Protecting Vulnerable Groups from Extreme Heat
Posted: June 28, 2021
This week, the Inland Northwest will experience record-breaking heat, as temperatures reach a scorching 110 degrees or higher. Extreme heat, which is defined as summertime temperatures that are much hotter and/or humid than average, is responsible for approximately 618 deaths in the US every year. That is why is it especially important that those over age 65 and/or those with chronic medical conditions, such as heart disease, mental illness, poor blood circulation, and obesity take extra precautions to protect against heat-related illness. Here are some helpful suggestions from the CDC, as we prepare for this week’s unprecedented heat wave.
- Wear lightweight, light-colored, loose-fitting clothing.
- Stay in air-conditioned buildings as much as possible. If your home does not have air conditioning, go to the shopping mall or public library—even a few hours spent in air conditioning can help your body stay cooler when you go back into the heat. Call your local health department to see if there are any heat-relief shelters in your area.
- Do not rely on a fan as your main cooling source when it’s really hot outside. Electric fans may provide comfort, but when the temperature is in the high 90/100s, they will not prevent heat-related illness.
- Don’t use the stove or oven to cook—it will make you and your house hotter.
- Take cool showers or baths to cool down.
- Try to limit your outdoor activity to when it’s coolest, like morning and evening hours.
- A sunburn affects your body’s ability to cool down and can make you dehydrated. If you must go outdoors, protect yourself from the sun by wearing a wide-brimmed hat, sunglasses, and by putting on sunscreen of SPF 15 or higher 30 minutes prior to going out.
- Drink more fluids, regardless of how active you are.
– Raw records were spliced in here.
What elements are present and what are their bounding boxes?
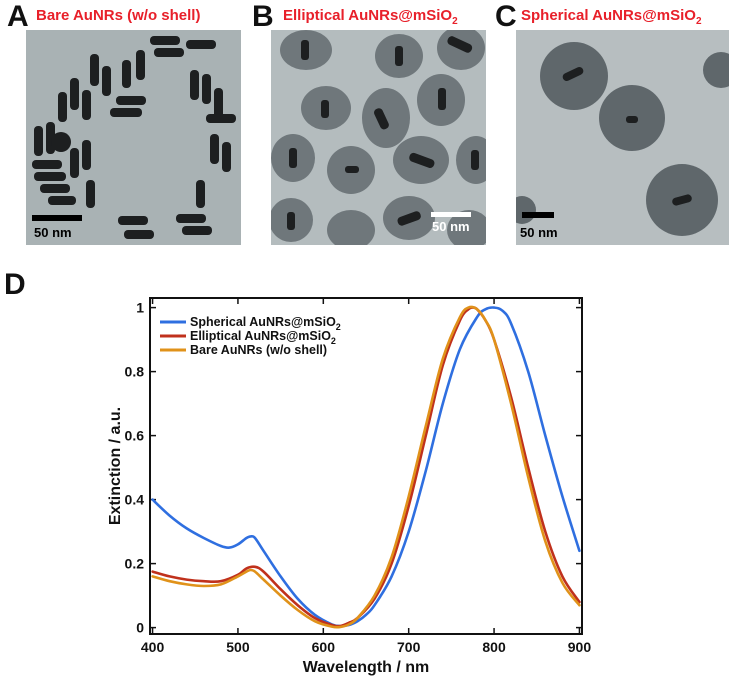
panel-letter-a: A	[7, 0, 29, 33]
y-tick-label: 0.6	[125, 428, 145, 444]
panel-title-c: Spherical AuNRs@mSiO2	[521, 8, 702, 27]
y-axis-label: Extinction / a.u.	[107, 407, 124, 525]
legend-label-1: Elliptical AuNRs@mSiO2	[190, 329, 336, 346]
tem-image-bare-aunrs: 50 nm	[26, 30, 241, 245]
panel-letter-c: C	[495, 0, 517, 33]
tem-micrograph-c: 50 nm	[516, 30, 729, 245]
series-line-0	[151, 306, 581, 628]
panel-title-b-subscript: 2	[452, 16, 458, 27]
x-tick-label: 700	[397, 639, 421, 655]
panel-title-c-text: Spherical AuNRs@mSiO	[521, 7, 696, 24]
scale-bar-label-b: 50 nm	[432, 219, 470, 234]
panel-title-b: Elliptical AuNRs@mSiO2	[283, 8, 458, 27]
tem-image-spherical-aunrs: 50 nm	[516, 30, 729, 245]
x-tick-label: 400	[141, 639, 165, 655]
legend-label-2: Bare AuNRs (w/o shell)	[190, 343, 327, 357]
panel-title-a: Bare AuNRs (w/o shell)	[36, 8, 200, 27]
panel-letter-b: B	[252, 0, 274, 33]
y-tick-label: 0.8	[125, 364, 145, 380]
y-tick-label: 1	[136, 300, 144, 316]
panel-title-a-text: Bare AuNRs (w/o shell)	[36, 7, 201, 24]
x-tick-label: 500	[226, 639, 250, 655]
plot-area-frame	[149, 297, 583, 635]
legend-label-text-0: Spherical AuNRs@mSiO	[190, 315, 336, 329]
x-tick-label: 800	[482, 639, 506, 655]
legend-label-text-1: Elliptical AuNRs@mSiO	[190, 329, 331, 343]
y-tick-label: 0.2	[125, 556, 145, 572]
x-tick-label: 600	[312, 639, 336, 655]
y-tick-label: 0.4	[125, 492, 145, 508]
panel-title-b-text: Elliptical AuNRs@mSiO	[283, 7, 453, 24]
tem-image-elliptical-aunrs: 50 nm	[271, 30, 486, 245]
legend-label-subscript-0: 2	[336, 322, 341, 332]
legend-label-subscript-1: 2	[331, 336, 336, 346]
scale-bar-label-c: 50 nm	[520, 225, 558, 240]
x-tick-label: 900	[568, 639, 592, 655]
x-axis-label: Wavelength / nm	[303, 659, 430, 676]
tem-micrograph-a: 50 nm	[26, 30, 241, 245]
y-tick-label: 0	[136, 620, 144, 636]
legend-label-text-2: Bare AuNRs (w/o shell)	[190, 343, 327, 357]
series-line-2	[151, 305, 581, 629]
scale-bar-label-a: 50 nm	[34, 225, 72, 240]
panel-letter-d: D	[4, 268, 26, 301]
panel-title-c-subscript: 2	[695, 16, 702, 27]
tem-micrograph-b: 50 nm	[271, 30, 486, 245]
legend-label-0: Spherical AuNRs@mSiO2	[190, 315, 341, 332]
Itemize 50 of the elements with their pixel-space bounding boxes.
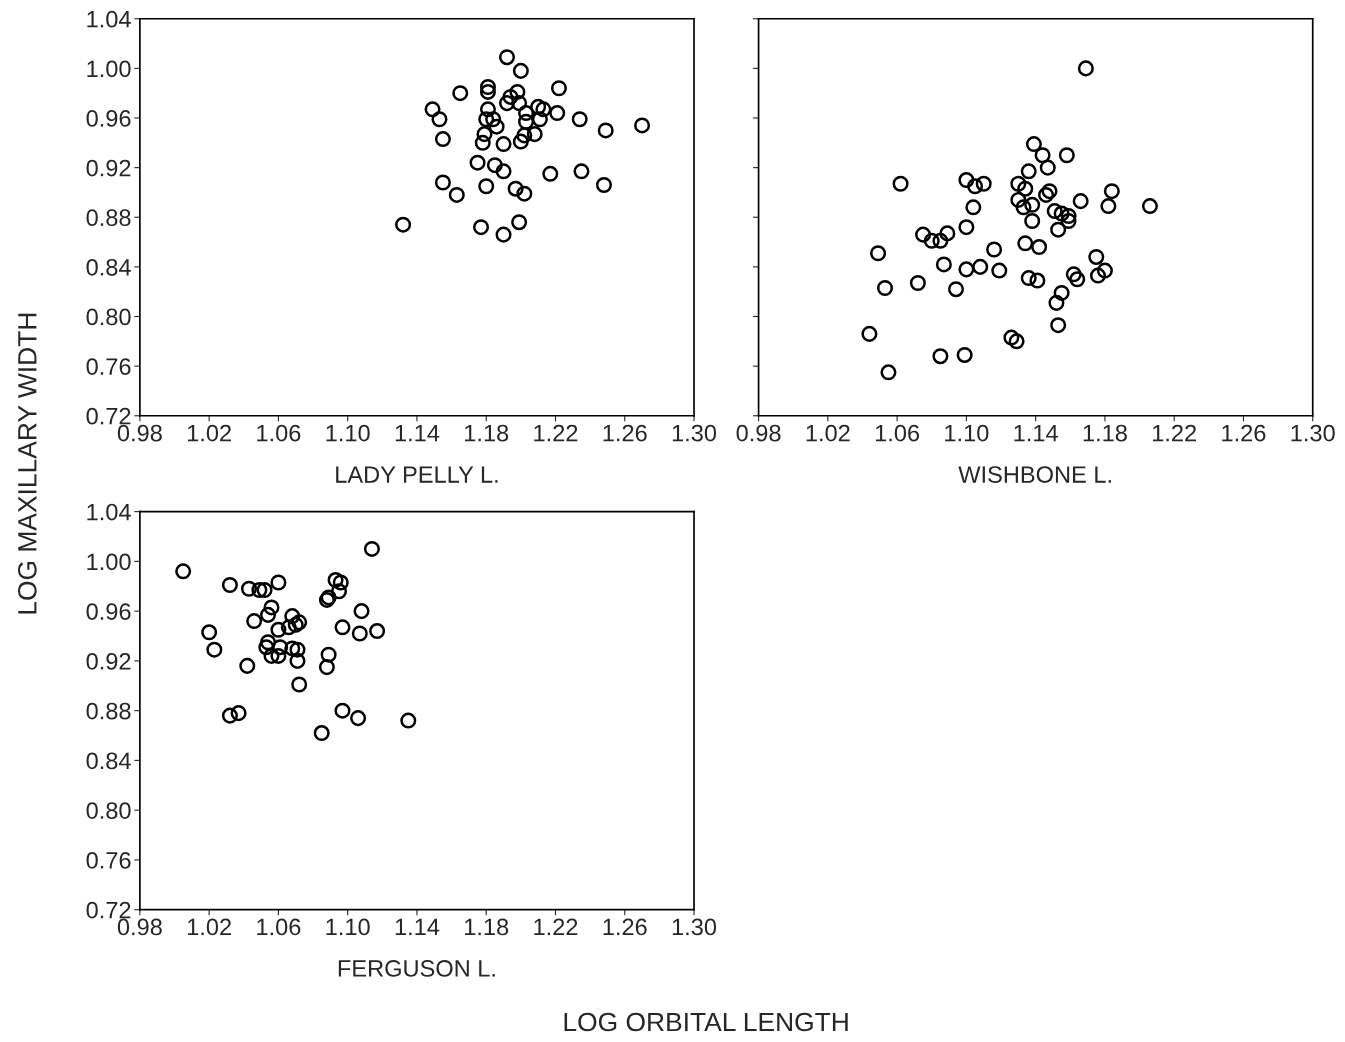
x-tick-label: 1.02 xyxy=(187,424,231,442)
y-tick-label: 1.04 xyxy=(87,503,131,521)
text: FERGUSON L. xyxy=(338,960,495,977)
y-tick-label: 0.76 xyxy=(86,358,131,375)
x-tick-label: 0.98 xyxy=(117,918,162,936)
x-tick-label: 1.22 xyxy=(534,424,578,442)
text: LADY PELLY L. xyxy=(336,466,498,483)
y-tick-label: 0.96 xyxy=(86,603,131,620)
y-tick-label: 0.96 xyxy=(86,110,131,127)
y-tick-label: 0.72 xyxy=(86,901,131,919)
x-tick-label: 1.14 xyxy=(1014,424,1058,442)
x-tick-label: 1.02 xyxy=(806,424,850,442)
y-tick-label: 0.88 xyxy=(86,209,131,227)
y-tick-label: 0.76 xyxy=(86,851,131,869)
x-tick-label: 1.02 xyxy=(187,918,231,936)
y-tick-label: 0.80 xyxy=(86,308,131,326)
x-tick-label: 1.06 xyxy=(257,918,301,936)
y-tick-label: 0.72 xyxy=(86,407,131,425)
y-tick-label: 1.00 xyxy=(87,60,131,78)
x-tick-label: 1.06 xyxy=(875,424,920,442)
y-tick-label: 0.92 xyxy=(86,159,131,177)
y-tick-label: 0.80 xyxy=(86,802,131,819)
x-tick-label: 1.30 xyxy=(1291,424,1335,442)
y-tick-label: 0.84 xyxy=(86,258,131,276)
x-tick-label: 1.22 xyxy=(1153,424,1196,442)
x-tick-label: 1.22 xyxy=(534,918,578,936)
x-tick-label: 1.06 xyxy=(257,424,301,442)
y-tick-label: 1.00 xyxy=(87,553,131,571)
x-tick-label: 1.10 xyxy=(326,424,370,442)
x-tick-label: 0.98 xyxy=(117,424,162,442)
x-tick-label: 1.26 xyxy=(603,424,647,442)
x-tick-label: 1.26 xyxy=(1222,424,1266,442)
y-tick-label: 0.88 xyxy=(86,702,131,720)
x-tick-label: 1.14 xyxy=(395,918,440,936)
x-tick-label: 1.30 xyxy=(672,424,717,442)
x-tick-label: 1.10 xyxy=(326,918,370,936)
x-axis-title: LOG ORBITAL LENGTH xyxy=(564,1012,848,1032)
y-axis-title: LOG MAXILLARY WIDTH xyxy=(17,313,37,614)
y-tick-label: 0.92 xyxy=(86,652,131,670)
y-tick-label: 1.04 xyxy=(87,10,131,28)
x-tick-label: 1.26 xyxy=(603,918,647,936)
x-tick-label: 1.18 xyxy=(465,424,509,442)
text: WISHBONE L. xyxy=(958,466,1111,483)
x-tick-label: 1.18 xyxy=(465,918,509,936)
x-tick-label: 0.98 xyxy=(736,424,781,442)
x-tick-label: 1.14 xyxy=(395,424,440,442)
x-tick-label: 1.30 xyxy=(672,918,717,936)
y-tick-label: 0.84 xyxy=(86,752,131,770)
x-tick-label: 1.18 xyxy=(1083,424,1127,442)
x-tick-label: 1.10 xyxy=(945,424,989,442)
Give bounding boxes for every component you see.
Don’t wait until you’re thirsty to drink.
- Warning: If your doctor limits the amount you drink or has you on water pills, ask how much you should drink while the weather is hot.
- Stay away from very sugary or alcoholic drinks—these actually cause you to lose more body fluid. Also avoid very cold drinks, because they can cause stomach cramps.
- Heavy sweating removes salt and minerals from the body that need to be replaced. A sports drink can replace the salt and minerals you lose in sweat.
- If you are on a low-salt diet, have diabetes, high blood pressure, or other chronic conditions, talk with your doctor before drinking a sports beverage or taking salt tablets.
- Check your local news for extreme heat alerts and safety tips and to learn about any cooling shelters in your area.
- Seek medical care immediately if you have, or someone you know has, symptoms of heat-related illness like muscle cramps, headaches, nausea or vomiting.
- Visit adults at risk at least twice a day and closely watch them for signs of heat exhaustion or heat stroke.